Right-sizing AI models is the fastest lever for cutting agent costs

The biggest cost issue is that enterprises overspend by defaulting to the most capable model available regardless of task complexity.

"If I'm simply trying to resolve an insurance claim, I don't need to know about the history of Western civilization in my model, I don't need to know World Cup soccer scores," Gracely said.

Semantic routing is the mechanism many companies use to make that judgment automatically, classifying requests and sending each to a model sized for the task without requiring users to choose, while infrastructure techniques like caching repetitive queries cut how often a request needs to reach GPU compute at all. Together, he said, these tools remove the assumption that efficiency and innovation pull in opposite directions.

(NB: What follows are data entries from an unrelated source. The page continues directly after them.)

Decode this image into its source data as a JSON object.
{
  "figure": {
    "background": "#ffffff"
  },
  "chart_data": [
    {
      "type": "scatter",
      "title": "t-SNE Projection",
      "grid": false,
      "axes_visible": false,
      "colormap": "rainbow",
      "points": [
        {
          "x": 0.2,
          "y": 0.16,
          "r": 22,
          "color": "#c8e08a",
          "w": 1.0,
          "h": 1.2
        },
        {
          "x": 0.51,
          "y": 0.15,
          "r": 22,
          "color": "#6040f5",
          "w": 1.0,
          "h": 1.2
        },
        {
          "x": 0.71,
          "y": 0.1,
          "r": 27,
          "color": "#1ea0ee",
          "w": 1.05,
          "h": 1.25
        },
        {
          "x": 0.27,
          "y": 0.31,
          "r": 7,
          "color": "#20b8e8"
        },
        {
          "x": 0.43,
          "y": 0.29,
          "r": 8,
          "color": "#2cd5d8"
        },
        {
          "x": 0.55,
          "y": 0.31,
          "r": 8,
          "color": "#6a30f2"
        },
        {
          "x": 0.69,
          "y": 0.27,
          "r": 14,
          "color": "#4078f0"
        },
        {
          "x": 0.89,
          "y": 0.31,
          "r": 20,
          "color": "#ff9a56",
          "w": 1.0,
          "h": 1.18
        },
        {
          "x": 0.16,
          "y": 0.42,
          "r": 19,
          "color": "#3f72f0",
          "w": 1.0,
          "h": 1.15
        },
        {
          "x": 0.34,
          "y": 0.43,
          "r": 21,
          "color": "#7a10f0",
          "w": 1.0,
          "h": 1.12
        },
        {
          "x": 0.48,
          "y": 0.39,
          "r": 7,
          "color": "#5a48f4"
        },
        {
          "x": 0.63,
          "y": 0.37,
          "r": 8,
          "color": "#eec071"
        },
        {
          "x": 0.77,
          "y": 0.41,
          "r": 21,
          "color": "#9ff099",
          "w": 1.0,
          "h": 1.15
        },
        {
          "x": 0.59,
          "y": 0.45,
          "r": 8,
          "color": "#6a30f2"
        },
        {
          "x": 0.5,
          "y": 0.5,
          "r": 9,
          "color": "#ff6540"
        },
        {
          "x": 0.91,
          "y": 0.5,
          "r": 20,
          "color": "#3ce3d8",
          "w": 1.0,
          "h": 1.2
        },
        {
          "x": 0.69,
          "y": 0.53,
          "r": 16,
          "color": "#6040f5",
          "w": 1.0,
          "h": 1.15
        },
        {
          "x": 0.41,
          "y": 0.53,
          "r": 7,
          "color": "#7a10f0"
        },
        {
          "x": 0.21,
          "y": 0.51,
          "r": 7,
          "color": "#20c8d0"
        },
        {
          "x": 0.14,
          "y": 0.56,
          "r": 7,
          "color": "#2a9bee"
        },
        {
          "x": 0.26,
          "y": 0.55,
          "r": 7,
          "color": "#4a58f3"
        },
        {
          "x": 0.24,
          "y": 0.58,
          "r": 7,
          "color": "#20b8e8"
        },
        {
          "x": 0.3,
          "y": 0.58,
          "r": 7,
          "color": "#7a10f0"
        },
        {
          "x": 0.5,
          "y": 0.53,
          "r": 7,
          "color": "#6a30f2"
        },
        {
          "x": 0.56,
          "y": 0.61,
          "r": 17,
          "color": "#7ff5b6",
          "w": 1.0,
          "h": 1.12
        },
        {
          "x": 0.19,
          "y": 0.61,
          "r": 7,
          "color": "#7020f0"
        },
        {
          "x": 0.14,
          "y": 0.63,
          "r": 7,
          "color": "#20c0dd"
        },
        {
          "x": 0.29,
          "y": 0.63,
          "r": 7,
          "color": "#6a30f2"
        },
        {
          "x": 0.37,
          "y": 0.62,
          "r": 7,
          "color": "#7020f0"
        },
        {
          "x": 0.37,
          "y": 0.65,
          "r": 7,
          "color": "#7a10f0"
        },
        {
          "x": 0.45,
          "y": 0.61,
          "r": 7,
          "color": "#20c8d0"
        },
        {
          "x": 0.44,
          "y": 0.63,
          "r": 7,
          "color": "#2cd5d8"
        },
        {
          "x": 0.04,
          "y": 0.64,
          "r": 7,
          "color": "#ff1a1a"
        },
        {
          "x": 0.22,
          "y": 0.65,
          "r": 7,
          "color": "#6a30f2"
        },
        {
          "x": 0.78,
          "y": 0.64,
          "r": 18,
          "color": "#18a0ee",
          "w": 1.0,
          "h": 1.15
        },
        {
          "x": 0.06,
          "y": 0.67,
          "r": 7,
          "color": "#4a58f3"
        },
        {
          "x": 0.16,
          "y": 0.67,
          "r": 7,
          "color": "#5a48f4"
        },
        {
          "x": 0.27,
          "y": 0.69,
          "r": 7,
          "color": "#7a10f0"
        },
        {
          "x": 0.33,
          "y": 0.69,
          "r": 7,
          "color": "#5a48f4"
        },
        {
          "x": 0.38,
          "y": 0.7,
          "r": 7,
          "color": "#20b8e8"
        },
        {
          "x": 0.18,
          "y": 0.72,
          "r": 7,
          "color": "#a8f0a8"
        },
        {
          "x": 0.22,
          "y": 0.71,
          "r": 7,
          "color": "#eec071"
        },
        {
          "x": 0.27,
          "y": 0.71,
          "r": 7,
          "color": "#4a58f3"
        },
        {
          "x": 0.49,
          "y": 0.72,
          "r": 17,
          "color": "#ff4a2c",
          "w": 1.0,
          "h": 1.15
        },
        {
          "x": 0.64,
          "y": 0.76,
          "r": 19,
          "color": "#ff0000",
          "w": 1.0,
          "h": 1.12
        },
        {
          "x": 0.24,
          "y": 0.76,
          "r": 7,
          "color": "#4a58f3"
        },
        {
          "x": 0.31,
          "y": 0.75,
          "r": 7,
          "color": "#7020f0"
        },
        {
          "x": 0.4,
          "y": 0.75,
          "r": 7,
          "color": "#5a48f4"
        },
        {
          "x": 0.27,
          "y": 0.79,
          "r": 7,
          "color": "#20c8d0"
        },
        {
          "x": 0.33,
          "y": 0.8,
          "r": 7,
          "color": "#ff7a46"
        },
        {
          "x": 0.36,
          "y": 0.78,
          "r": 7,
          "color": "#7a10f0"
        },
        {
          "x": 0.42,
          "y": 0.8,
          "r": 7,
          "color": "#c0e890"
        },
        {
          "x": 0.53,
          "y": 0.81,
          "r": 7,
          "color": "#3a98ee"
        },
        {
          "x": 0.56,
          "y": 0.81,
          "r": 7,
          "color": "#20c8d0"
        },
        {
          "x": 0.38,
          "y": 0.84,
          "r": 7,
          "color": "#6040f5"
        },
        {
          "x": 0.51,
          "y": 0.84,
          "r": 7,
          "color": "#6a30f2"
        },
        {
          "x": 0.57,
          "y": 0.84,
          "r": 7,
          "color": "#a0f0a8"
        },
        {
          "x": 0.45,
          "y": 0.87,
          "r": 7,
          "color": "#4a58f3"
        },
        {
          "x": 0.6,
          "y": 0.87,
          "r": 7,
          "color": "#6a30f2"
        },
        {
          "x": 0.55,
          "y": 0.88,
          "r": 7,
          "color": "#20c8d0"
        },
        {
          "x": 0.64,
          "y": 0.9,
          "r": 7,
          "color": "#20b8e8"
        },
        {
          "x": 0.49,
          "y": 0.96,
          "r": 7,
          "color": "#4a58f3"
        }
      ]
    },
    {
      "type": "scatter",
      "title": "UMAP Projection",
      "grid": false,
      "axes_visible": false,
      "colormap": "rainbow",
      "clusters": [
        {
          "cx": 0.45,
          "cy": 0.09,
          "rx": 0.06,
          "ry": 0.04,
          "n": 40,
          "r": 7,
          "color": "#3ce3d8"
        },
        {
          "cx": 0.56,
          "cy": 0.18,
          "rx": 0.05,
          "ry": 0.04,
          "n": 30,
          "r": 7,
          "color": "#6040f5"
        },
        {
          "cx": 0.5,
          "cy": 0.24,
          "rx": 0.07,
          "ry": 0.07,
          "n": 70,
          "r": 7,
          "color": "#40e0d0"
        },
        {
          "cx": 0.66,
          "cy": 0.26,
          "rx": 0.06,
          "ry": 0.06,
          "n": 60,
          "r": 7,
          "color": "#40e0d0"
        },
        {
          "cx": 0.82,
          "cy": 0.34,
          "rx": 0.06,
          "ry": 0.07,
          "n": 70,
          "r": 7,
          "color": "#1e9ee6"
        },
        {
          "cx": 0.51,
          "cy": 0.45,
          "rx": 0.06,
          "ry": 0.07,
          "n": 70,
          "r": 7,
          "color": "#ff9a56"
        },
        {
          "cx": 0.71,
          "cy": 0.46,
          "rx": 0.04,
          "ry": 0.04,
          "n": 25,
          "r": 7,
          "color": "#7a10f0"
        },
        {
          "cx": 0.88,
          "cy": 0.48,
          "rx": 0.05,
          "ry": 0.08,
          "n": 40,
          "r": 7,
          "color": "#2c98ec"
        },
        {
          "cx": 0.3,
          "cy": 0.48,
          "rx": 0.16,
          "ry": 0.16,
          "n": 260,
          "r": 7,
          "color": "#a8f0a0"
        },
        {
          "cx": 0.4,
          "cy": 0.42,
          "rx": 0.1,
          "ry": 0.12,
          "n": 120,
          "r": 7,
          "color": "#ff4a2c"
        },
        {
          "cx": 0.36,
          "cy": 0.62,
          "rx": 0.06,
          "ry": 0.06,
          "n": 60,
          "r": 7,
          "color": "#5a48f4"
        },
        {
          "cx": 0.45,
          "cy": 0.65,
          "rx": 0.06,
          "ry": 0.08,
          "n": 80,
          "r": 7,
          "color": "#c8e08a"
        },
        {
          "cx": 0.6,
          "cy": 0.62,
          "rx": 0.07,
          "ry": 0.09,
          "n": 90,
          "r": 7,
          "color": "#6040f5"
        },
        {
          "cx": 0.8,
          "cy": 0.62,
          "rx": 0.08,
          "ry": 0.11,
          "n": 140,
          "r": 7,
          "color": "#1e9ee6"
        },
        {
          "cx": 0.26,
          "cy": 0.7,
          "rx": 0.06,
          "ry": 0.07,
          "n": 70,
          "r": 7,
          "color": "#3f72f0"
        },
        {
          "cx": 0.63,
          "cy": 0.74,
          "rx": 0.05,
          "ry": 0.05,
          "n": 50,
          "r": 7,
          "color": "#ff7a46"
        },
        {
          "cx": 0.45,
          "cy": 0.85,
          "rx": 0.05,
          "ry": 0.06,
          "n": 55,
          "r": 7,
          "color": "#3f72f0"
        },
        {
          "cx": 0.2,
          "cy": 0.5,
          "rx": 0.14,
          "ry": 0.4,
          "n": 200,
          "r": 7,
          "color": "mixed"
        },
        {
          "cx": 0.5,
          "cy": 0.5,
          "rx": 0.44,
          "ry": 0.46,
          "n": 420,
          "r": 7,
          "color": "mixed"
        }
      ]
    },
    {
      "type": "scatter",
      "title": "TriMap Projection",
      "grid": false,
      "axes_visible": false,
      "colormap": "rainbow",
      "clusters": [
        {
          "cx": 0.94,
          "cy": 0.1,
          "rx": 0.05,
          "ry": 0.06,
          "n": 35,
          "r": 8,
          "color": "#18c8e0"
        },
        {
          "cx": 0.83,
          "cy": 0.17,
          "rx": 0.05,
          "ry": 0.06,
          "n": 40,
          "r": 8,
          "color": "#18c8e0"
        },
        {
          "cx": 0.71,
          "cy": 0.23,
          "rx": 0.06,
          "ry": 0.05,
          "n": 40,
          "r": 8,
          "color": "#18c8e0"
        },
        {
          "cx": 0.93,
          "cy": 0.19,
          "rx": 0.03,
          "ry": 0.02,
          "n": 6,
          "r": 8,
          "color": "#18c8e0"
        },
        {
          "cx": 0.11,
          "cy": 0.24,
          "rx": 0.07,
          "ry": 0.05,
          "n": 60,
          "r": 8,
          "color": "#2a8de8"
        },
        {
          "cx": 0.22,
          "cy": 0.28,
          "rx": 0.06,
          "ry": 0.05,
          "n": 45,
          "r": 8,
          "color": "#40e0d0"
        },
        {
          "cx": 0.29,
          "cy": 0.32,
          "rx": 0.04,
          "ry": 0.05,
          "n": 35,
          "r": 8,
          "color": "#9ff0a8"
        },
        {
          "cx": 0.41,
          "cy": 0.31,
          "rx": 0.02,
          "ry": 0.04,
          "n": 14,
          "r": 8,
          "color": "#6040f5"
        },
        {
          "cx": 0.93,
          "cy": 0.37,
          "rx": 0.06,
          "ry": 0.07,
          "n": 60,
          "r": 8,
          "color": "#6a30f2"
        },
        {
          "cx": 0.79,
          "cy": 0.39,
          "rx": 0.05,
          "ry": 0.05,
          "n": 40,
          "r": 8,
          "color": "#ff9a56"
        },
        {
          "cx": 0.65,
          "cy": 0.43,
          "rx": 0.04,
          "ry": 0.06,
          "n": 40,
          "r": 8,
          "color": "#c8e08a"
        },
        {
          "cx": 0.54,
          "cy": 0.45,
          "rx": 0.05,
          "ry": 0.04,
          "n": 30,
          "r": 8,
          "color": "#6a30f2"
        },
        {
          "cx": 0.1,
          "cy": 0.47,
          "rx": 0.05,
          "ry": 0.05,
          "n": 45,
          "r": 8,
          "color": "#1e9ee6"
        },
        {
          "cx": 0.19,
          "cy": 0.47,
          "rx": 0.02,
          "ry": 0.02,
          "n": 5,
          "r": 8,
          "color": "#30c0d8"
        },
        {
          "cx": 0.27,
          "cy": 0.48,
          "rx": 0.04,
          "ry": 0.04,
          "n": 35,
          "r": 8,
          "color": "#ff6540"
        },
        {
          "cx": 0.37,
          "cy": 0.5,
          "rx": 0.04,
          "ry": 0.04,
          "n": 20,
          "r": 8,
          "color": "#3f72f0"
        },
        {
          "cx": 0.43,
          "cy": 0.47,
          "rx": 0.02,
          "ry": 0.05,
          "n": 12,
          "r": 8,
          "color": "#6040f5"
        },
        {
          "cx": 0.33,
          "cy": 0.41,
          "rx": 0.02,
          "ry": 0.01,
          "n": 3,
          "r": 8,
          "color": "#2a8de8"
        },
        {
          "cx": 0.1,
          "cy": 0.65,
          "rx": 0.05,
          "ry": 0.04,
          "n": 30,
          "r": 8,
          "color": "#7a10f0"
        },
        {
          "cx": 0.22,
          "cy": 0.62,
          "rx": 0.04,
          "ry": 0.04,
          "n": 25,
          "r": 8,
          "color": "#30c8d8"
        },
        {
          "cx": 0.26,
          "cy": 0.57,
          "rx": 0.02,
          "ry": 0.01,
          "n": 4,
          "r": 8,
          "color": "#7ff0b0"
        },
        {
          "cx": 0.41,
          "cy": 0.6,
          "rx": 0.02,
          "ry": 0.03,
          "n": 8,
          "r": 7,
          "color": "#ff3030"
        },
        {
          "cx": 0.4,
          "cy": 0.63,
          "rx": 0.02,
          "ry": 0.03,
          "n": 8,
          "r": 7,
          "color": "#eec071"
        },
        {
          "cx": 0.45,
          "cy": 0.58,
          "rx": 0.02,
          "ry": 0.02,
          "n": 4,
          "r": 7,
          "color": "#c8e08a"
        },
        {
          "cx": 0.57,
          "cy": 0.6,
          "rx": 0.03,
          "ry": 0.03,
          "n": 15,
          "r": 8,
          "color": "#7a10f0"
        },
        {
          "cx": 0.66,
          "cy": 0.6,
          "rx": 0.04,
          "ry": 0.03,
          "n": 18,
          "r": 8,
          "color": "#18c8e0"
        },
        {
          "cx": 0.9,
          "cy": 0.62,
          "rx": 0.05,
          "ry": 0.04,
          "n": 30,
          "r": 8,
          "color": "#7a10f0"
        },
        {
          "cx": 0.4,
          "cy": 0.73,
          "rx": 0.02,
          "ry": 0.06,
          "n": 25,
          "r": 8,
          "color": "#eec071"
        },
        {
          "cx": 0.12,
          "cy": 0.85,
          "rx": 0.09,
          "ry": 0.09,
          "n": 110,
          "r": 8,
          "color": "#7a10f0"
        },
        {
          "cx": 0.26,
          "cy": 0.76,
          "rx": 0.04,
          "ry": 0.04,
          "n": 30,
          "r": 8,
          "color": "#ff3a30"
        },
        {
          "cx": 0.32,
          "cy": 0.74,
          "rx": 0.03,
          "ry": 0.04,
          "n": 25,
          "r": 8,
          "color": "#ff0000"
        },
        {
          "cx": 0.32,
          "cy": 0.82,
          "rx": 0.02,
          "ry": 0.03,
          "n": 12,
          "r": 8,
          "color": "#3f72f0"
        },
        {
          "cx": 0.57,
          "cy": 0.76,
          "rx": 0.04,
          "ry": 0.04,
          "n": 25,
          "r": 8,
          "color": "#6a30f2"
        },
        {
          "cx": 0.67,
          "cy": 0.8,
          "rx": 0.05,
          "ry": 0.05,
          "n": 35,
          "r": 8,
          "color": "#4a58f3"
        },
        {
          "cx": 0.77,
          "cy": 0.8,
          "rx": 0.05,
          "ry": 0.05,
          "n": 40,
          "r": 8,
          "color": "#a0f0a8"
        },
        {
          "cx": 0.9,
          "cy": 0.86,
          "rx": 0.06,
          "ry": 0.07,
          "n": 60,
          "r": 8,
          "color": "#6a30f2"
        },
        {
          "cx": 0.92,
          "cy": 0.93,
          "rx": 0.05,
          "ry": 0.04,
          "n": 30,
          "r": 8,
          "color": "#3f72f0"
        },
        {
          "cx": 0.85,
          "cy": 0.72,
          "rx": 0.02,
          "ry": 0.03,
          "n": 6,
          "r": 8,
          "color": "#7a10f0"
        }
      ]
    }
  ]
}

"There's a lot you can do at a GPU infrastructure level, and quite a bit you can do in terms of flexibility of models," he explained. "Those give excellent choices in terms of the levers you're trying to pull, whether you need efficiency or you need innovation. That shouldn't be a binary choice."

The financial discipline needed for token spend is similar to the FinOps practices that took years to mature in order to take control of cloud compute spending. Those underlying frameworks will transfer even as the vocabulary changes, Gracely said, especially as organizations push for internal education on model selection so teams stop defaulting to the most prominent option for tasks that don't need it.

"The same way we first had to teach the financial people what an EC2 instance is and what an S3 bucket is, you're going to have to start explaining tokens to them," he said. "We don't always need a Rolls-Royce. We don't always need caviar, because we're trying to do basic types of things."

Patch speed is now critical as AI tools find vulnerabilities faster

AI-powered vulnerability discovery is forcing enterprises to rethink how quickly they can identify, validate and deploy patches. Long-established patch management cycles may no longer be fast enough in an environment where AI can uncover — and attackers can exploit — new vulnerabilities much more quickly.

"Most companies are probably going to have a window of somewhere between seven and 14 days to stay ahead," he said. "There are groups, Red Hat included, that are going to build patches for these, but the embargo window is going to be short."

AI is also changing what defenders need to look for. Rather than simply uncovering isolated critical flaws, AI security tools can identify combinations of seemingly minor vulnerabilities that become dangerous only when chained together. As both software complexity and vulnerability discovery accelerate, Gracely argued that the ability to rapidly manage and update software is becoming a strategic capability rather than simply an operational one.

Subject matter experts and compliance teams decide whether agents scale

In the end, organizational adoption comes down to the need for deep, sustained involvement from the subject matter experts whose knowledge the agent is meant to encode, which makes earning their buy-in a prerequisite rather than an afterthought.

"You have to think about the incentives, what you do for people who participate in this work so they don't feel threatened that it's going to take away their job, and how you incentivize people in the long run to cooperate with that innovation," he said.